Ramos v. Ramos
This text of 219 So. 3d 263 (Ramos v. Ramos) is published on Counsel Stack Legal Research, covering District Court of Appeal of Florida primary law. Counsel Stack provides free access to over 12 million legal documents including statutes, case law, regulations, and constitutions.
Opinion
John E. Ramos, pro se, appeals a final judgment of dissolution of marriage, claiming that the written order contains findings that to do not comport with the court’s oral rulings at the final hearing, and that the court erred in permitting the appellee’s counsel in the divorce proceedings to submit a proposed final judgment for the court’s consideration. Concluding that no error has been demonstrated by the record before us, we affirm. See Valladares v.
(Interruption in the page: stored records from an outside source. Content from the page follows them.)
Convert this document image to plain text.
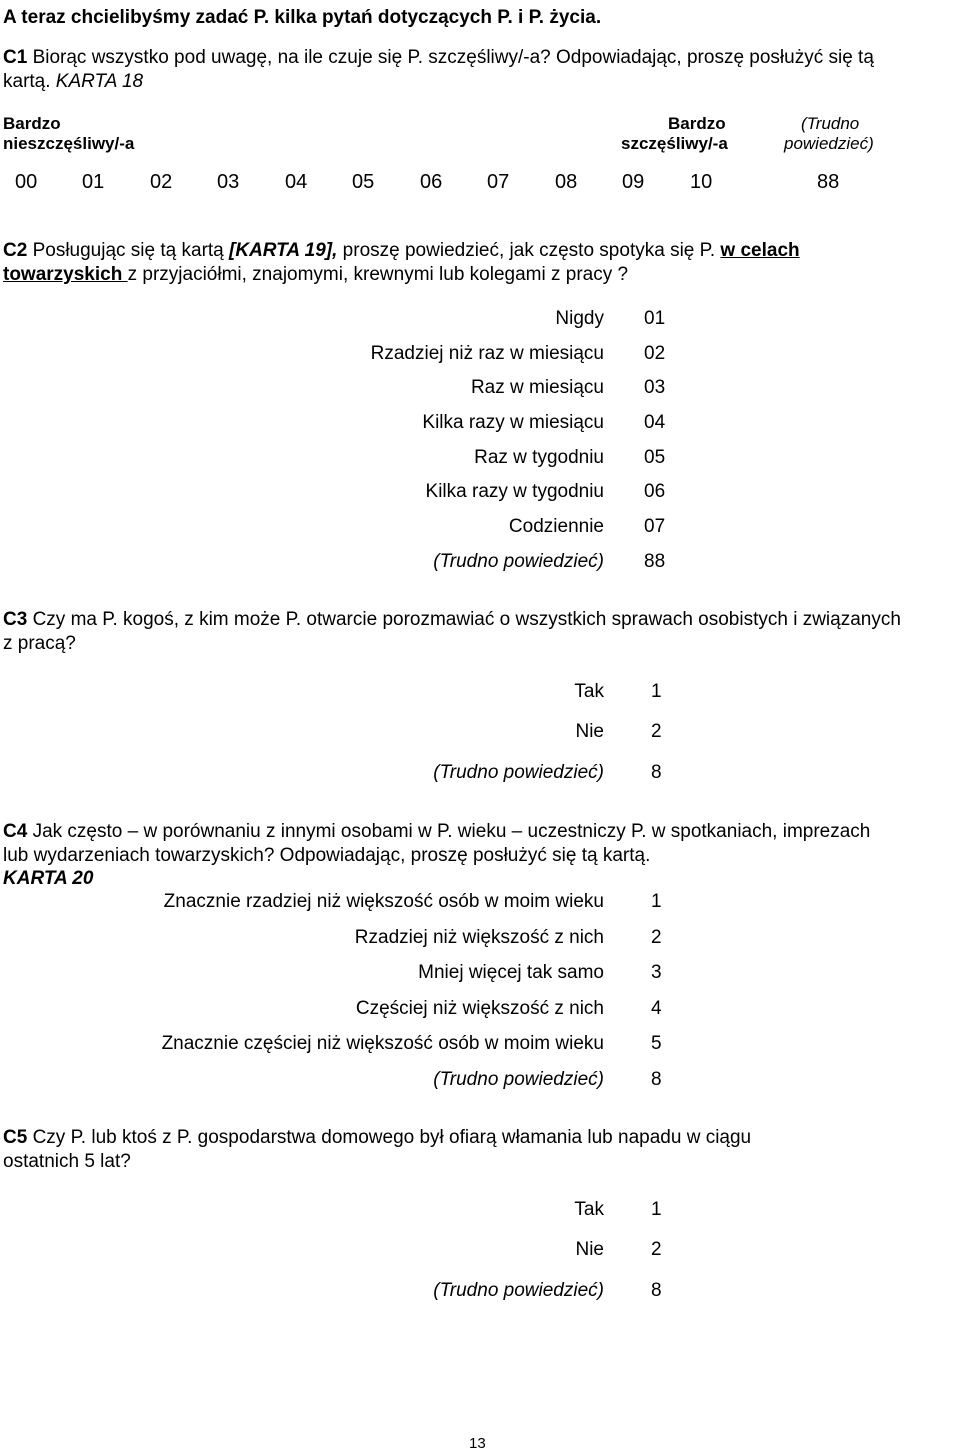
A teraz chcielibyśmy zadać P. kilka pytań dotyczących P. i P. życia.
C1 Biorąc wszystko pod uwagę, na ile czuje się P. szczęśliwy/-a? Odpowiadając, proszę posłużyć się tą
kartą. KARTA 18
Bardzo
nieszczęśliwy/-a
Bardzo
szczęśliwy/-a
(Trudno
powiedzieć)
00 01 02 03 04 05 06 07 08 09 10	88
C2 Posługując się tą kartą [KARTA 19], proszę powiedzieć, jak często spotyka się P. w celach
towarzyskich z przyjaciółmi, znajomymi, krewnymi lub kolegami z pracy ?
Nigdy 01
Rzadziej niż raz w miesiącu 02
Raz w miesiącu 03
Kilka razy w miesiącu 04
Raz w tygodniu 05
Kilka razy w tygodniu 06
Codziennie 07
(Trudno powiedzieć) 88
C3 Czy ma P. kogoś, z kim może P. otwarcie porozmawiać o wszystkich sprawach osobistych i związanych
z pracą?
Tak 1
Nie 2
(Trudno powiedzieć) 8
C4 Jak często – w porównaniu z innymi osobami w P. wieku – uczestniczy P. w spotkaniach, imprezach
lub wydarzeniach towarzyskich? Odpowiadając, proszę posłużyć się tą kartą.
KARTA 20
Znacznie rzadziej niż większość osób w moim wieku 1
Rzadziej niż większość z nich 2
Mniej więcej tak samo 3
Częściej niż większość z nich 4
Znacznie częściej niż większość osób w moim wieku 5
(Trudno powiedzieć) 8
C5 Czy P. lub ktoś z P. gospodarstwa domowego był ofiarą włamania lub napadu w ciągu
ostatnich 5 lat?
Tak 1
Nie 2
(Trudno powiedzieć) 8
13
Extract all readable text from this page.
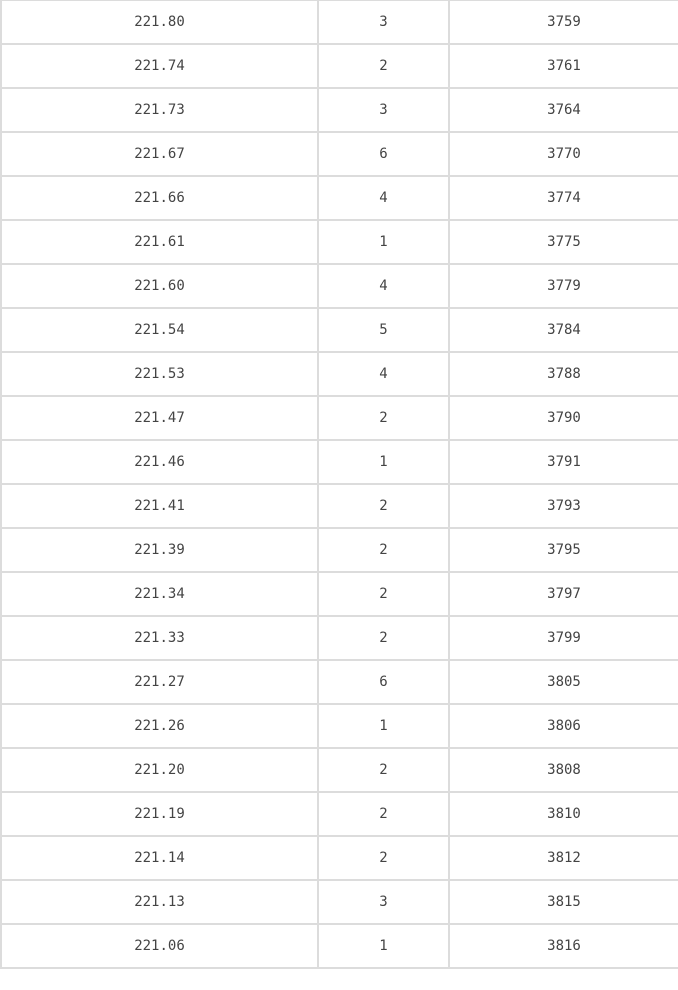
221.80	3	3759
221.74	2	3761
221.73	3	3764
221.67	6	3770
221.66	4	3774
221.61	1	3775
221.60	4	3779
221.54	5	3784
221.53	4	3788
221.47	2	3790
221.46	1	3791
221.41	2	3793
221.39	2	3795
221.34	2	3797
221.33	2	3799
221.27	6	3805
221.26	1	3806
221.20	2	3808
221.19	2	3810
221.14	2	3812
221.13	3	3815
221.06	1	3816
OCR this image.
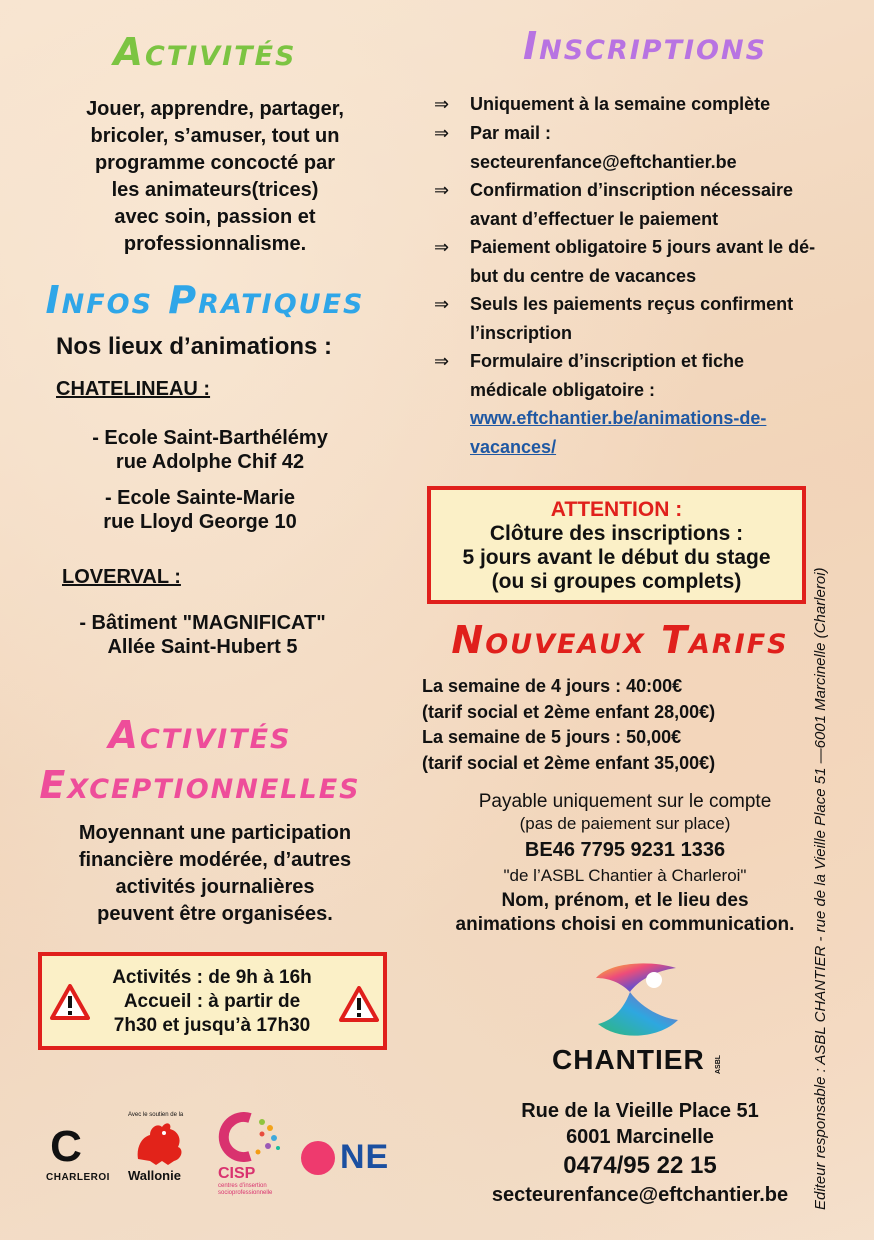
Activités
Jouer, apprendre, partager,
bricoler, s’amuser, tout un
programme concocté par
les animateurs(trices)
avec soin, passion et
professionnalisme.
Infos Pratiques
Nos lieux d’animations :
CHATELINEAU :
- Ecole Saint-Barthélémy
rue Adolphe Chif 42
- Ecole Sainte-Marie
rue Lloyd George 10
LOVERVAL :
- Bâtiment "MAGNIFICAT"
Allée Saint-Hubert 5
Activités
Exceptionnelles
Moyennant une participation
financière modérée, d’autres
activités journalières
peuvent être organisées.
Activités : de 9h à 16h
Accueil : à partir de
7h30 et jusqu’à 17h30
C
CHARLEROI
Avec le soutien de la
Wallonie	CISP
centres d’insertion socioprofessionnelle
NE
Inscriptions
⇒ Uniquement à la semaine complète
⇒ Par mail :
secteurenfance@eftchantier.be
⇒ Confirmation d’inscription nécessaire
avant d’effectuer le paiement
⇒ Paiement obligatoire 5 jours avant le dé-
but du centre de vacances
⇒ Seuls les paiements reçus confirment
l’inscription
⇒ Formulaire d’inscription et fiche
médicale obligatoire :
www.eftchantier.be/animations-de-
vacances/
ATTENTION :
Clôture des inscriptions :
5 jours avant le début du stage
(ou si groupes complets)
Nouveaux Tarifs
La semaine de 4 jours : 40:00€
(tarif social et 2ème enfant 28,00€)
La semaine de 5 jours : 50,00€
(tarif social et 2ème enfant 35,00€)
Payable uniquement sur le compte
(pas de paiement sur place)
BE46 7795 9231 1336
"de l’ASBL Chantier à Charleroi"
Nom, prénom, et le lieu des
animations choisi en communication.
CHANTIER ASBL
Rue de la Vieille Place 51
6001 Marcinelle
0474/95 22 15
secteurenfance@eftchantier.be	Editeur responsable : ASBL CHANTIER - rue de la Vieille Place 51 —6001 Marcinelle (Charleroi)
Junco-Valladares, 30 So.3d 519, 522-23 (Fla. 3d DCA 2010) (“The standard of review for divorce proceedings is abuse of discretion. ‘The findings and judgment of the trial court come to us clothed with a presumption of correctness and may not be disturbed upon appeal in the absence of a record demonstrating errors of law.’” (quoting Merritt v. Williams, 295 So.2d 310, 311 (Fla. 1st DCA 1974))); Bryan v. Bryan, 930 So.2d 693, 695 (Fla. 3d DCA 2006) (recognizing that, in a marital dissolution proceeding, the trial court may permit either party, or both parties, to submit a proposed final judgment).
Affirmed.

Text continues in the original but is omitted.